Türkiye ekonomisinin büyümesinin domino taşlarından olan inşaat sektörü, son yıllarda daralmasına rağmen özellikle istihdamdaki gücünü koruyor. İnşaat sektörünün etkilediği yan sektör sayısı 250’yi bulurken; müşavirlikten demire, betondan mobilyaya kadar uzanan bu sektörlerin istihdam büyüklüğü 6 milyonu aşıyor.
Türkiye’nin dört bir yanında havalimanından tünellere, otoyollardan metrolara kadar onlarca alanda inşaatlar sürerken, yükleniciler tarafından sadece Ulaştırma ve Altyapı Bakanlığı adına gerçekleştirilen projelere ait 2 bin 300 civarında şantiye bulunuyor. Türkiye genelinde belediyeler tarafından da binlerce proje yürütülürken, konut ve iş yeri yapımı inşaat sektörünü sürükleyen ana kollardan birisi olarak öne çıkıyor.

Yan sektörlerle birlikte GSYH’deki payı yüzde 35
İstanbul İnşaatçılar Derneği’nin (İNDER) araştırmasına göre, inşaat sektörü, malzeme sanayisinden mimarlığa, mühendislikten teknik müşavirliğe kadar birçok alanı içinde barındırıyor. İnşaat, demir, alçı, elektrik malzemesi, trafo, kombi, perde, mobilya, cam, parke, plastik boru, çivi, boya gibi 250 civarında yan sektörü doğrudan ve dolaylı olarak ilgilendiriyor.

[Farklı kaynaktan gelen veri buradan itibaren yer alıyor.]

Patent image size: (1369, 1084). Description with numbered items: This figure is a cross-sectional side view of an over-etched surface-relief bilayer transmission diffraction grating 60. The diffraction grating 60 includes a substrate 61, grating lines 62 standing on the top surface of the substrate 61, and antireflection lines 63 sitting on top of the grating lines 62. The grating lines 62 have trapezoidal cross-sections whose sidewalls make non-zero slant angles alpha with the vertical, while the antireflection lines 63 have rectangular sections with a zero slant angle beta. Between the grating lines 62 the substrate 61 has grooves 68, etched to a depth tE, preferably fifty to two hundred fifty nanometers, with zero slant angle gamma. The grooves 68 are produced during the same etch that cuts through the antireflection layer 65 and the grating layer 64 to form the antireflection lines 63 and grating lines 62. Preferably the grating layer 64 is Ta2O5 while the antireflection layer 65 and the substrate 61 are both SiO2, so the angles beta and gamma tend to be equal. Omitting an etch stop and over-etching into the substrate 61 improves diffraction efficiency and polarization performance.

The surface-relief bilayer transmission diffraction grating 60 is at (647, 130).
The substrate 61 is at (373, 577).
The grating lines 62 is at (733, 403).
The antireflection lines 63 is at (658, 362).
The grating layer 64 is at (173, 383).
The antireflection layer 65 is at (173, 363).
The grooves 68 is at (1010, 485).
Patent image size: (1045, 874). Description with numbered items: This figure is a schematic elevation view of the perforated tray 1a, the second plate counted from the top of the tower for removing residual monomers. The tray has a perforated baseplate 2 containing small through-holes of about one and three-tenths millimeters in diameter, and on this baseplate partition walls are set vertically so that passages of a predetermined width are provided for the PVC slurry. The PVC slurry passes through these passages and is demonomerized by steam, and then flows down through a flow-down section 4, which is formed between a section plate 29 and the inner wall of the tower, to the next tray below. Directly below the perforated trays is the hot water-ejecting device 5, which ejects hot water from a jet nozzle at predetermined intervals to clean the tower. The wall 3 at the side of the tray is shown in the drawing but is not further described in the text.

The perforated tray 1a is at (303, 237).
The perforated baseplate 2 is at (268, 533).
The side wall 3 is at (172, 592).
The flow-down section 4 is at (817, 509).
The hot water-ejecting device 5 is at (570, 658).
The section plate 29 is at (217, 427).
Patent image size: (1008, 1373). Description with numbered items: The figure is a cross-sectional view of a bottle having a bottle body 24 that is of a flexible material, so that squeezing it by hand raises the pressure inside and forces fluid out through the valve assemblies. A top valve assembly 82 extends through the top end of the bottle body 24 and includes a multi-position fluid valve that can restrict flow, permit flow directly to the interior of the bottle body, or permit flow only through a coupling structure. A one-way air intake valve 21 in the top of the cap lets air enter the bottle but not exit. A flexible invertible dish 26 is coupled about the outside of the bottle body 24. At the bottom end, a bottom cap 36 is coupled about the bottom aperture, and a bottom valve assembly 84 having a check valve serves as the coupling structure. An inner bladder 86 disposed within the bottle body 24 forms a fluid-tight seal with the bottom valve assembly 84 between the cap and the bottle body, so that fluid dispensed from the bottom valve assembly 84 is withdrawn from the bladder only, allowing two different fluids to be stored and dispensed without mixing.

Artan maliyetler, küresel krizin olumsuz etkileri ve salgın nedeniyle zayıflasa da inşaatın GSYH içindeki payı yüzde 4,7 düzeyinde. İnşaat sektörünün doğrudan istihdamı ise 1,8 milyon civarına yükseldi. İnşaatın desteklediği 250 yan sektörle birlikte istihdamı ise 6 milyon kişiyi aşıyor. Bu sektörlerin GSYH içinde yüzde 35’lere varan bir paya sahip olduğu görülüyor.